"Memang saya mewajibkan pakai batik tiap Kamis untuk pelajar SD-SMP di Ponorogo," tutur Bupati Ipong kepada detikcom, Kamis (21/12/2017).
Menurutnya, aturan ini sama sekali tidak memberatkan wali murid. Karena seperti sebelumnya, aturan memakai batik ini memang sudah ada untuk hari Rabu-Kamis. Tapi motifnya tidak ditentukan, baru tahun ini saja ditentukan motif khas Ponorogo sesuai pemenang lomba batik tahun 2016 lalu.
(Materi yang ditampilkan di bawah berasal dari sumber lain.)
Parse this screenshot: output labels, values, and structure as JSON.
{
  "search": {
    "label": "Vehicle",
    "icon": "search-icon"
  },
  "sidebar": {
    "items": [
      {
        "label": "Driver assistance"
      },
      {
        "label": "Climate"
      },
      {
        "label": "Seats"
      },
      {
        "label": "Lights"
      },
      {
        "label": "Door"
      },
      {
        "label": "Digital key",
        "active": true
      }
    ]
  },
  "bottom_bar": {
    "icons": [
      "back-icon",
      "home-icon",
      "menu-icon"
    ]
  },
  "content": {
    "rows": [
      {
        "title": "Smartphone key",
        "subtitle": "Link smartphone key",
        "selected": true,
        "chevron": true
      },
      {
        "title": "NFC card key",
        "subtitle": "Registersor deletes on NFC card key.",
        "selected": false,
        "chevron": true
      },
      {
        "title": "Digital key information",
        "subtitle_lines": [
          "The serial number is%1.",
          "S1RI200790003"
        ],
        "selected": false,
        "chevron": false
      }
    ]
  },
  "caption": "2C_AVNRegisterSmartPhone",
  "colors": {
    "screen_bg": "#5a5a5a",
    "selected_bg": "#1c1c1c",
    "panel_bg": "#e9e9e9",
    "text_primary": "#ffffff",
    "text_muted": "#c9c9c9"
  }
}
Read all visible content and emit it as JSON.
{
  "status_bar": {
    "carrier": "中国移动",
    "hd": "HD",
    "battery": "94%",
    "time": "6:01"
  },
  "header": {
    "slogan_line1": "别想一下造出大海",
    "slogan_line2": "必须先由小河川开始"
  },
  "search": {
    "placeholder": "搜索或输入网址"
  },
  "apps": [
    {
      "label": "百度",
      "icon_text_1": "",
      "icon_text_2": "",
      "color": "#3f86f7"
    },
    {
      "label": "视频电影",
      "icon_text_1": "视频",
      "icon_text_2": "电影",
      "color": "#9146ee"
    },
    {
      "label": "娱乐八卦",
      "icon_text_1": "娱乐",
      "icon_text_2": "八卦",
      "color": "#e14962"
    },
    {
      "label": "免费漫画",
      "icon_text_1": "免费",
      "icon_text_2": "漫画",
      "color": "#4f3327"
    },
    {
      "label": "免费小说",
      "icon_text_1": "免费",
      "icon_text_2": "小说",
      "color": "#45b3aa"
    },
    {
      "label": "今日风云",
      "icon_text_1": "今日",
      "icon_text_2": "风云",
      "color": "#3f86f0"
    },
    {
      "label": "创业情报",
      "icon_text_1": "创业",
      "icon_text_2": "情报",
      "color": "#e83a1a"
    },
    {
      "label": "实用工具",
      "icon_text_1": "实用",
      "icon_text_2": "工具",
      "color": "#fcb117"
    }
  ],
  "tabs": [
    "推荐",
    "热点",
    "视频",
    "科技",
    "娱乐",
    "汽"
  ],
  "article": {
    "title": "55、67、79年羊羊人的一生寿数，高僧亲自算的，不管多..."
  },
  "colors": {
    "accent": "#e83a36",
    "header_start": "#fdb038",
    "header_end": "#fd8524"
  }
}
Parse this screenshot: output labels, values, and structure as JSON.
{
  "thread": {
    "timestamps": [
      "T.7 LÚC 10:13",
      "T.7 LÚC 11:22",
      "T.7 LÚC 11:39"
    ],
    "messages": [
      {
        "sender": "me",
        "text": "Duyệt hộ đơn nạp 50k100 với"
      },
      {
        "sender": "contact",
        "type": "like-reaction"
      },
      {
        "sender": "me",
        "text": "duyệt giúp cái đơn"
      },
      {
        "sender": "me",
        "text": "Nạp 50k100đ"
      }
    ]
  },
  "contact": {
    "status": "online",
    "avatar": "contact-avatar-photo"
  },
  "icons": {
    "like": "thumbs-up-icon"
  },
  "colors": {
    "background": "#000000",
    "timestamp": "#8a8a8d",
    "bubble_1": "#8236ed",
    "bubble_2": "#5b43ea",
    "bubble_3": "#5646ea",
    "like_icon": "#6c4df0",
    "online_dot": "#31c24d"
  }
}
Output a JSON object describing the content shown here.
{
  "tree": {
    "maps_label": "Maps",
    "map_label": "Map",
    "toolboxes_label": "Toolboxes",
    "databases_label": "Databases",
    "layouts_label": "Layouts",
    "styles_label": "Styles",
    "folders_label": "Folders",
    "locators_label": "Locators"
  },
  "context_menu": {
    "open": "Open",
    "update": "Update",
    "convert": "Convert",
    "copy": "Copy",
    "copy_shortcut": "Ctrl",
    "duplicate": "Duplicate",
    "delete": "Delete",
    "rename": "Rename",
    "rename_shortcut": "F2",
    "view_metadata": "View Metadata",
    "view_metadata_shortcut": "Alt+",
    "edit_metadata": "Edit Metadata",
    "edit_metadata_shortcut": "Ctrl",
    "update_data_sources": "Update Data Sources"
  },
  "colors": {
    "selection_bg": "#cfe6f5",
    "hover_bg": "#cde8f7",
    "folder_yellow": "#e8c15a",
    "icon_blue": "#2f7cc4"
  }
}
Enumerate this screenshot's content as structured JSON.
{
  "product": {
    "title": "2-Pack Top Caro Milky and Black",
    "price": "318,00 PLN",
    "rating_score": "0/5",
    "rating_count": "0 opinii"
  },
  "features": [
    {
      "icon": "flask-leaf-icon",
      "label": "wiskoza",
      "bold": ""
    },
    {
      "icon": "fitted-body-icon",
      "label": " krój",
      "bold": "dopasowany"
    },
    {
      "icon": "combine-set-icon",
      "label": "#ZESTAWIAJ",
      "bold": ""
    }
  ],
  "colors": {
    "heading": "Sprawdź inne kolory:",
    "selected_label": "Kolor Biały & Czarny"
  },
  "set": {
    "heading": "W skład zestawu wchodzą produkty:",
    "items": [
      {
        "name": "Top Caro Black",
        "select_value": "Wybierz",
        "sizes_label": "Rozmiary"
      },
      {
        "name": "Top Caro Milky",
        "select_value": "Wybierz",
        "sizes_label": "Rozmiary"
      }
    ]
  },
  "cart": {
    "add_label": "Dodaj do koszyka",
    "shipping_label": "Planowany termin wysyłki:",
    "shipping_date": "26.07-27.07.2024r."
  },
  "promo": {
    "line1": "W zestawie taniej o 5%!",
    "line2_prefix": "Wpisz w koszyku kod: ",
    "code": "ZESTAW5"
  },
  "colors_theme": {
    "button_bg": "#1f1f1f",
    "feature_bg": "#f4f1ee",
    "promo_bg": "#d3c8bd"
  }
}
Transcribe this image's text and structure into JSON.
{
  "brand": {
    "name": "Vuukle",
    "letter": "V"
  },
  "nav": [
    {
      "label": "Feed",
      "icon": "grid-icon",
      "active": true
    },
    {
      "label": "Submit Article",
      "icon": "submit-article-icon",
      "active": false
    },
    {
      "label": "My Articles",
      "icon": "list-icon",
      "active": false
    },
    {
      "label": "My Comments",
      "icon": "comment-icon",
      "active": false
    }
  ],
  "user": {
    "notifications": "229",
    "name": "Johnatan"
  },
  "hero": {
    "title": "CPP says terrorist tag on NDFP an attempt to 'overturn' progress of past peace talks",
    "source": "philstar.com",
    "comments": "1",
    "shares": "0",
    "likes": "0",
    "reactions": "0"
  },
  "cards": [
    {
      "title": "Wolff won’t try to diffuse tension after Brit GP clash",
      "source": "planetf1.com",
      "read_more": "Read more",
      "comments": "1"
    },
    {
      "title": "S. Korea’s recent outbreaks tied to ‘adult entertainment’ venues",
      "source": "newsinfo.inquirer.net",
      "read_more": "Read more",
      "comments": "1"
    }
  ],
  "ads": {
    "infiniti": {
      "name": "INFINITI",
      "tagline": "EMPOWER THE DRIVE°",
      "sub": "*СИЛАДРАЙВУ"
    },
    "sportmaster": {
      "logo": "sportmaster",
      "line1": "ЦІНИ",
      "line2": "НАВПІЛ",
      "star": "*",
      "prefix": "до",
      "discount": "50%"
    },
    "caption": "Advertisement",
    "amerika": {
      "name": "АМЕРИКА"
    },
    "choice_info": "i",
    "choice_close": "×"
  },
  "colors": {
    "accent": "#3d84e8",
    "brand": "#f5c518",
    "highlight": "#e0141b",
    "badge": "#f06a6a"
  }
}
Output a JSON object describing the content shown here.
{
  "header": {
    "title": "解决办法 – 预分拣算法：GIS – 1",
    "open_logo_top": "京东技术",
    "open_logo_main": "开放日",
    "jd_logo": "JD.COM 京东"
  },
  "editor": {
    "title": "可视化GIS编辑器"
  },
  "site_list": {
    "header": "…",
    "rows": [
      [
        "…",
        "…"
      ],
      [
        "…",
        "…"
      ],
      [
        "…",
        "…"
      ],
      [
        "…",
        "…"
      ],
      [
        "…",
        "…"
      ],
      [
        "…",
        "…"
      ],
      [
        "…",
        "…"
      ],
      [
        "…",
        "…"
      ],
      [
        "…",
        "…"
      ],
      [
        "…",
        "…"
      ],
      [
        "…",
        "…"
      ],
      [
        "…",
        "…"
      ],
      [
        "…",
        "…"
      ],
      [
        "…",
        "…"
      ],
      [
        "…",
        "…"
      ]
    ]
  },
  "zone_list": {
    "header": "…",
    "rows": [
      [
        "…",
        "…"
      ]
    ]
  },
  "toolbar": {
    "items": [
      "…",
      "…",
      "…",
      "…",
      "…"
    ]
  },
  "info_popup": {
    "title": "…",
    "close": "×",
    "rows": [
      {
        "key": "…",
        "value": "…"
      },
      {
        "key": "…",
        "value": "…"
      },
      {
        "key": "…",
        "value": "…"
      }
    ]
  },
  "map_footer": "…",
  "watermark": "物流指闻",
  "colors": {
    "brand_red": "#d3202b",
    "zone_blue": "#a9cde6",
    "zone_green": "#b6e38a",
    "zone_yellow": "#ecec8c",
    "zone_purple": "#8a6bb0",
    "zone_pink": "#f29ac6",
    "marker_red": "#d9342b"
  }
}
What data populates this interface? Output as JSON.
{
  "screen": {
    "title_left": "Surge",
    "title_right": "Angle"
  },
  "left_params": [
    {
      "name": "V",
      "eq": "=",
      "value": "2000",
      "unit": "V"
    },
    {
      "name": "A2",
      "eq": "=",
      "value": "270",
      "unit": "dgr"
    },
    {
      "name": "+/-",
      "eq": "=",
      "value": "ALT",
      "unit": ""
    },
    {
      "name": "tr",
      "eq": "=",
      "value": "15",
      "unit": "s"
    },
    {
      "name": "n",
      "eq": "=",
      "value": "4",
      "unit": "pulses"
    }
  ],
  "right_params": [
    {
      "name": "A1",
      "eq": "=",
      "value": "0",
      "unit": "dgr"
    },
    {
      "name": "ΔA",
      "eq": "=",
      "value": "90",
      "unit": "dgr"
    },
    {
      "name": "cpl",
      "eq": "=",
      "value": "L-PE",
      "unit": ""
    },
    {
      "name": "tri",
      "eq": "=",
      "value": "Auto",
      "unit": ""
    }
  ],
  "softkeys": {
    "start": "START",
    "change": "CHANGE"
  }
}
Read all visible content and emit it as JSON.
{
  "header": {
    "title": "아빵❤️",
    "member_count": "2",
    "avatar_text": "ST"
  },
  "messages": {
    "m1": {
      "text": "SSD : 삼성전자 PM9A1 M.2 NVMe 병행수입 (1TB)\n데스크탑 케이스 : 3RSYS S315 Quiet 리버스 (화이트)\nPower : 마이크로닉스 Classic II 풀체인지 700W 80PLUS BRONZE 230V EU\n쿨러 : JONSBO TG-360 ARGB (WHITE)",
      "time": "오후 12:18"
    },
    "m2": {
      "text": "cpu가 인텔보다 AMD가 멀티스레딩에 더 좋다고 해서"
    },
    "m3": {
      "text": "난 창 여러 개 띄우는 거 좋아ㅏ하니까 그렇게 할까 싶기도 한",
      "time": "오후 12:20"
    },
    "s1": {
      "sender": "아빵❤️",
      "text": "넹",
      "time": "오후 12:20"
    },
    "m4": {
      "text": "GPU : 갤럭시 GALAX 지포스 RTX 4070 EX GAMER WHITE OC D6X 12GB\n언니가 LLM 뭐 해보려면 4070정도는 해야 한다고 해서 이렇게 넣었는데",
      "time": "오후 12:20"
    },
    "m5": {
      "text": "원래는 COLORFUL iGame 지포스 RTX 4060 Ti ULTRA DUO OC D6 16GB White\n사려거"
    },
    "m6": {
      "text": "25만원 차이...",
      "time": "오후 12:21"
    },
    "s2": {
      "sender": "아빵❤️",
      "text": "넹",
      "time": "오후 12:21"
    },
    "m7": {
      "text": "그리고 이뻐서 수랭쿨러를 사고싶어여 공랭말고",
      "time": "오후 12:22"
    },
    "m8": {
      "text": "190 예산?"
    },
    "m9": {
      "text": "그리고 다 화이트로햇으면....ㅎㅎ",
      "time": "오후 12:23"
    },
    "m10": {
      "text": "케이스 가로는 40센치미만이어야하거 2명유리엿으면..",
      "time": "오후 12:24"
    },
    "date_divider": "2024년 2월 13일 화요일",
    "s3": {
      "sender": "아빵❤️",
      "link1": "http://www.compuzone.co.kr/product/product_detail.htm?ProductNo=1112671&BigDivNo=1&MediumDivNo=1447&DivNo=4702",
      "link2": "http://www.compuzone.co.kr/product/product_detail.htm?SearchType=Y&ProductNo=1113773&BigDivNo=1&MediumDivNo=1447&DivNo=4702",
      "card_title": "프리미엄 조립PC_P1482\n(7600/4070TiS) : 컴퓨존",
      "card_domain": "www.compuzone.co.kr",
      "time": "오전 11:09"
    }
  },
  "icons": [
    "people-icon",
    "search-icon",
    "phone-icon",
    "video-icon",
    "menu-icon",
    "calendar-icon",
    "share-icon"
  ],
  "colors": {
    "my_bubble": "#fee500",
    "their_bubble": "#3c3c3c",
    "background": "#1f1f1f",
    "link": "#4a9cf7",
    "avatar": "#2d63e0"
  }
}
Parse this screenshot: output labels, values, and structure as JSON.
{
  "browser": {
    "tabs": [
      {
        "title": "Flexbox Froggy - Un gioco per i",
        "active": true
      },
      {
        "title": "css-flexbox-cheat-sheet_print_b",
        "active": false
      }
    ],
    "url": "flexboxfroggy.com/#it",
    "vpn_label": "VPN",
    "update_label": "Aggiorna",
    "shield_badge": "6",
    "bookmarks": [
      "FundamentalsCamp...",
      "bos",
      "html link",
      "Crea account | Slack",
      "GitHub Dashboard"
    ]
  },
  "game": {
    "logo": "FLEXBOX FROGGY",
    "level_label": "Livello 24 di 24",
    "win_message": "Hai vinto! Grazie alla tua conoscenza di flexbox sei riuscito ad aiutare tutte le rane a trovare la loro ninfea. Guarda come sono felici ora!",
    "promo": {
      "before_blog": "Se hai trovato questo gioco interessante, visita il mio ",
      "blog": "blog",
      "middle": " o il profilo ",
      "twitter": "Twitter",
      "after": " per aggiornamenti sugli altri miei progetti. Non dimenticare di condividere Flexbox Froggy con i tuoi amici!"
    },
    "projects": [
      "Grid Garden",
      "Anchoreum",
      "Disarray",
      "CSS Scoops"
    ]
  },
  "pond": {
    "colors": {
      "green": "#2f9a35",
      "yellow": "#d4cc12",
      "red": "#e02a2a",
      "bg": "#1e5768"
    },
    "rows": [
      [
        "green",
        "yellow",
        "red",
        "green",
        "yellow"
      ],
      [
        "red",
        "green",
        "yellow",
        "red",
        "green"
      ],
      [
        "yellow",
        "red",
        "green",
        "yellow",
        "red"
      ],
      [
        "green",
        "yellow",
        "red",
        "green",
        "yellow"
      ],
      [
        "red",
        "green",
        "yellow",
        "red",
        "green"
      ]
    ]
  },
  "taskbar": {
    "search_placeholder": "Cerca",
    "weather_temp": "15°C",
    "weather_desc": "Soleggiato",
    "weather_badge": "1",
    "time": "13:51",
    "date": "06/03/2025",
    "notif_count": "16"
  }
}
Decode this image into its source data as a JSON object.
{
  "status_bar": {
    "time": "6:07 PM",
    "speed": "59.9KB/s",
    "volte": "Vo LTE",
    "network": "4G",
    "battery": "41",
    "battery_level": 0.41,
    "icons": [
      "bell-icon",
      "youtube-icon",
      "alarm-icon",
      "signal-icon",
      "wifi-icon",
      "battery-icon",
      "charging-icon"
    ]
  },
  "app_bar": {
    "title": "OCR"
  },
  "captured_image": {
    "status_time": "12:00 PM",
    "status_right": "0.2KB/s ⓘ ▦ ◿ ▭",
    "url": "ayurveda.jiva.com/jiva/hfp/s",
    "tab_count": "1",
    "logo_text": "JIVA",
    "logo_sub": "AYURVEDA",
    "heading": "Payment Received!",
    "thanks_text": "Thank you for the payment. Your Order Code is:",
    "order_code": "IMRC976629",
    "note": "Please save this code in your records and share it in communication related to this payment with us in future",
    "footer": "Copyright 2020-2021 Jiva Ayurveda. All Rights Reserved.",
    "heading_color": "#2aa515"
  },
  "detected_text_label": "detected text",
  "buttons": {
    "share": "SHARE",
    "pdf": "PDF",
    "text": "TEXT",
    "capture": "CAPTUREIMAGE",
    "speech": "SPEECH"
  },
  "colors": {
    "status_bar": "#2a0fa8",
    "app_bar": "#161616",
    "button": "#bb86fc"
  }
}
Pemenangnya yakni Mukti Wibowo.
"Nah, ini yang mulai ramai diperbincangkan dan gaduh, dari 90 ribu siswa yang diwajibkan, ada 30 orang yang protes, kan ndak banyak," terangnya.
Sementara saat ini, harga batik untuk pelajar lengan pendek Rp 72,5 ribu, sedangkan lengan panjang seharga Rp 75 ribu. Baginya, harga batik ini masih murah serupa dengan seragam yang lain.
"Harga ini yang menentukan perajin, bukan saya. Kalau saya yang menentukan betapa gaduhnya nanti," jelasnya.
Mewajibkan pelajar dan PNS untuk memakai batik ini sebenarnya, lanjut Ipong, untuk membuka pasar bagi para perajin lokal batik. Apalagi batik sempat berjaya di Ponorogo pada tahun 1940-1970an.
"Selain itu, supaya Ponorogo punya identitas batik yang khas sekaligus industri batik di Ponorogo mulai hidup kembali," tambahnya.
Ipong pun menegaskan batik bisa langsung dibeli ke perajin batik. Namun dari 90 ribu pelajar yang seharusnya siap hingga akhir Desember 2017 ini, para perajin ternyata tidak sanggup. Sehingga ia pun membebaskan pelajar kelas 6 atau kelas 3 SMP tidak beli karena memang jatah sekolahnya tinggal sebentar dan lulus.
"Bukannya membebaskan sebenarnya, cuma karena batiknya juga belum ada. Khusus kelas 6 dan kelas 3 SMP tidak usah beli tidak apa-apa," pungkasnya. (fat/fat)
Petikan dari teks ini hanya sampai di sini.